Note: This is not a traditional clone(). Changes to the source object will be reflected in the clone, changes to the clone however won't modify the source.
Performance
Depending on the object size, proxy-clone
can be a lot faster than naive JSON clone or the clone module from npm. The most important thing to note is that clone speed is constant, however using the cloned object is slightly slower.
JSON small x 60,036 ops/sec ±1.09% (92 runs sampled)
JSON medium x 5,919 ops/sec ±0.86% (91 runs sampled)
JSON big x 526 ops/sec ±1.20% (89 runs sampled)
JSON gigantic x 39.50 ops/sec ±1.83% (54 runs sampled)
clone small x 50,288 ops/sec ±1.20% (91 runs sampled)
clone medium x 4,381 ops/sec ±1.03% (90 runs sampled)
clone big x 230 ops/sec ±0.85% (85 runs sampled)
clone gigantic x 4.14 ops/sec ±1.54% (15 runs sampled)
proxy-clone small x 842,147 ops/sec ±1.18% (93 runs sampled)
proxy-clone medium x 891,579 ops/sec ±1.49% (87 runs sampled)
proxy-clone big x 814,796 ops/sec ±0.83% (92 runs sampled)
proxy-clone gigantic x 792,461 ops/sec ±0.79% (89 runs sampled)
Installation
$ npm install proxy-clone
Stability
This module makes certain assumptions about what you do with the cloned object, and I only tested it with the operations one project required. If something behaves odly, open an issue and I'll look into it.
Example
The api is what you'd expect:
var clone = require('proxy-clone');
var assert = require('assert');
var obj = {
foo: {
bar: 'baz'
}
};
var cloned = clone(obj);
assert.deepEqual(cloned, obj);
API
clone(obj)
Return a deep clone of obj
.
How it works
Traditional clone implementations recursively iterate over the object and copy all the properties to a new object, which can be slow.

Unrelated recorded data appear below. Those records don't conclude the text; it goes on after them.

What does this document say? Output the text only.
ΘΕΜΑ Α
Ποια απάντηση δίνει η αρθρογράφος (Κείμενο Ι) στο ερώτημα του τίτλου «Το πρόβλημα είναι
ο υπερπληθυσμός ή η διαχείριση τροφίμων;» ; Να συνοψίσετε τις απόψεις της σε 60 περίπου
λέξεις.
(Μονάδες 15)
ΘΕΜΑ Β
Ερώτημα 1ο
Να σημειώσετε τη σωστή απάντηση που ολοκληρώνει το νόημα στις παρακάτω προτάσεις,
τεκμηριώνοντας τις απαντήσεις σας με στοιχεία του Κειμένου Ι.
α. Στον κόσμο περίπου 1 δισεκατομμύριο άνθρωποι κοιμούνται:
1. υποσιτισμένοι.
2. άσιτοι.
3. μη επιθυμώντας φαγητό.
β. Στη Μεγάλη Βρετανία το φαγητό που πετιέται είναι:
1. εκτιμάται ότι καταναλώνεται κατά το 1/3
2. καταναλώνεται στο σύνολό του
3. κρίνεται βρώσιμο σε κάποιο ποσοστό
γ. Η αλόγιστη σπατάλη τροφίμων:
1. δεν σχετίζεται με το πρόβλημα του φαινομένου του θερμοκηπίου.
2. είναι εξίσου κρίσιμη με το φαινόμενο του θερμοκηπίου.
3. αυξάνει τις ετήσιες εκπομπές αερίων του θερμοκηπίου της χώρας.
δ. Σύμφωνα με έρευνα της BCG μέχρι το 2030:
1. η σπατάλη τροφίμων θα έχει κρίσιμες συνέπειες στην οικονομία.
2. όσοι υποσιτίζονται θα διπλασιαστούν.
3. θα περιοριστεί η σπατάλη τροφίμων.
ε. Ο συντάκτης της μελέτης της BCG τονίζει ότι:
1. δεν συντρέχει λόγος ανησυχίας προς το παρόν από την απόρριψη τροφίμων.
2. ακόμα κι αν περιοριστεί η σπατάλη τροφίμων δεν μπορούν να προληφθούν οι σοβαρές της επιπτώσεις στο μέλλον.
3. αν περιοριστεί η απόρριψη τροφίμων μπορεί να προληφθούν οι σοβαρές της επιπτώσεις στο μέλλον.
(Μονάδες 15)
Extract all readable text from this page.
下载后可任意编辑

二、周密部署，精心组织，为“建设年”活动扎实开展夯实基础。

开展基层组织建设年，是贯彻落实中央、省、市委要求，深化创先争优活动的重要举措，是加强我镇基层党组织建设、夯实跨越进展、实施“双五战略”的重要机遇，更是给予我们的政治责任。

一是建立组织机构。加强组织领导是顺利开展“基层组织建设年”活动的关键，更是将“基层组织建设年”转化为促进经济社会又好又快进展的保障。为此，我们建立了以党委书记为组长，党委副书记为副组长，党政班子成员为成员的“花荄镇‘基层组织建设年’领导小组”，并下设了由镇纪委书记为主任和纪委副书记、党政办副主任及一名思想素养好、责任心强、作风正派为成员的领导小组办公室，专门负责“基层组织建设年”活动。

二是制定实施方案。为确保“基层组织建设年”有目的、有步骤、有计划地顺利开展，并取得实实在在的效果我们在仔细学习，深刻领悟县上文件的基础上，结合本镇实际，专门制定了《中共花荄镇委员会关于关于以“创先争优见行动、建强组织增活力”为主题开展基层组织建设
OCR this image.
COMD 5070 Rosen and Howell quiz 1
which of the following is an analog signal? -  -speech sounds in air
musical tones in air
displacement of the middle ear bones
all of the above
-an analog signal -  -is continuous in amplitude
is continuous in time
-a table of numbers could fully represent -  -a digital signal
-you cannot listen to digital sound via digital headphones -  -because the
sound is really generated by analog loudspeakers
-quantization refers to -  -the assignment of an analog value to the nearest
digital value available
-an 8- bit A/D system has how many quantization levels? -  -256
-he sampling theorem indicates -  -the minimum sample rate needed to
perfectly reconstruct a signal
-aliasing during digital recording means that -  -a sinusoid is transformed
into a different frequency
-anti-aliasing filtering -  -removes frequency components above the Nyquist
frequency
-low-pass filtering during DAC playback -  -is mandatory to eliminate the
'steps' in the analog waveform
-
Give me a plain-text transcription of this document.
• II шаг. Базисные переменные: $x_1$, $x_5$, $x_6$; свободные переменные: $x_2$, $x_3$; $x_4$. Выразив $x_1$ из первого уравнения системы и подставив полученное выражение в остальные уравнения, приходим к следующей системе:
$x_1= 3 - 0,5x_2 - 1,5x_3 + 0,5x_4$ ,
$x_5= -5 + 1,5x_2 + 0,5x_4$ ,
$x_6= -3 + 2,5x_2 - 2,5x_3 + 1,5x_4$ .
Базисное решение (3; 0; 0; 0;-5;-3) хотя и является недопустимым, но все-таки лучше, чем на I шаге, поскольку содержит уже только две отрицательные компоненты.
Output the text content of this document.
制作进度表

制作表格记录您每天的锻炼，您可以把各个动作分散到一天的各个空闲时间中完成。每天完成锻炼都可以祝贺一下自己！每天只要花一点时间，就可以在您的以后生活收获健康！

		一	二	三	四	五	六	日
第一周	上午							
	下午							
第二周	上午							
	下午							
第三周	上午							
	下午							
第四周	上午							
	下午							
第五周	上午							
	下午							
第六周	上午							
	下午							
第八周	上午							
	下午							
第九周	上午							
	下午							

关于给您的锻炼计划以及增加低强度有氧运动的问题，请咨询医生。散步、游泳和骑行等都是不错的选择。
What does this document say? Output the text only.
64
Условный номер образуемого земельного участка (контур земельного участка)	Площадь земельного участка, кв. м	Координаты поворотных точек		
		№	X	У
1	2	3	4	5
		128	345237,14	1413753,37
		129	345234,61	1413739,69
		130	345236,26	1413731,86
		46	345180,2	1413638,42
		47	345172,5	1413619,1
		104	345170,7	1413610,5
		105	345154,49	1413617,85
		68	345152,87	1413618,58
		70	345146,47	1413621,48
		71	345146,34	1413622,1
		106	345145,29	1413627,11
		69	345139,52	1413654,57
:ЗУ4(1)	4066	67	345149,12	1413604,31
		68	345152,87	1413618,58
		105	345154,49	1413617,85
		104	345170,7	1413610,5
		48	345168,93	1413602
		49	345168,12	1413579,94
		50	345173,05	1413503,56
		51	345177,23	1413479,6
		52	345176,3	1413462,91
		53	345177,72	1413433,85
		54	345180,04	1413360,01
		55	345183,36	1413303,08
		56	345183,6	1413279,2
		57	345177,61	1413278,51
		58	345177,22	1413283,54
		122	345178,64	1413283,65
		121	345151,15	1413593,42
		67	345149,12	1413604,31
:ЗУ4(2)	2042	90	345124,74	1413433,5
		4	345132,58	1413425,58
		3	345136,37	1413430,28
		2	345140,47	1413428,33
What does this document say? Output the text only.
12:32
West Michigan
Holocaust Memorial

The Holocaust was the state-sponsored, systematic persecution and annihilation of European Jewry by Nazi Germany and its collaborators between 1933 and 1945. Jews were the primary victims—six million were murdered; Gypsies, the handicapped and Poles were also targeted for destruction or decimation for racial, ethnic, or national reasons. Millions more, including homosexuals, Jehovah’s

This module instead creates an ES6 Proxy. When you change a property on the proxy, it adds it to an internal change log. When you read from the proxy, it first checks for overrides, otherwise returns the original value from the object.
Kudos
Thanks to @segmentio for letting me publish this private module that I developed while working for them.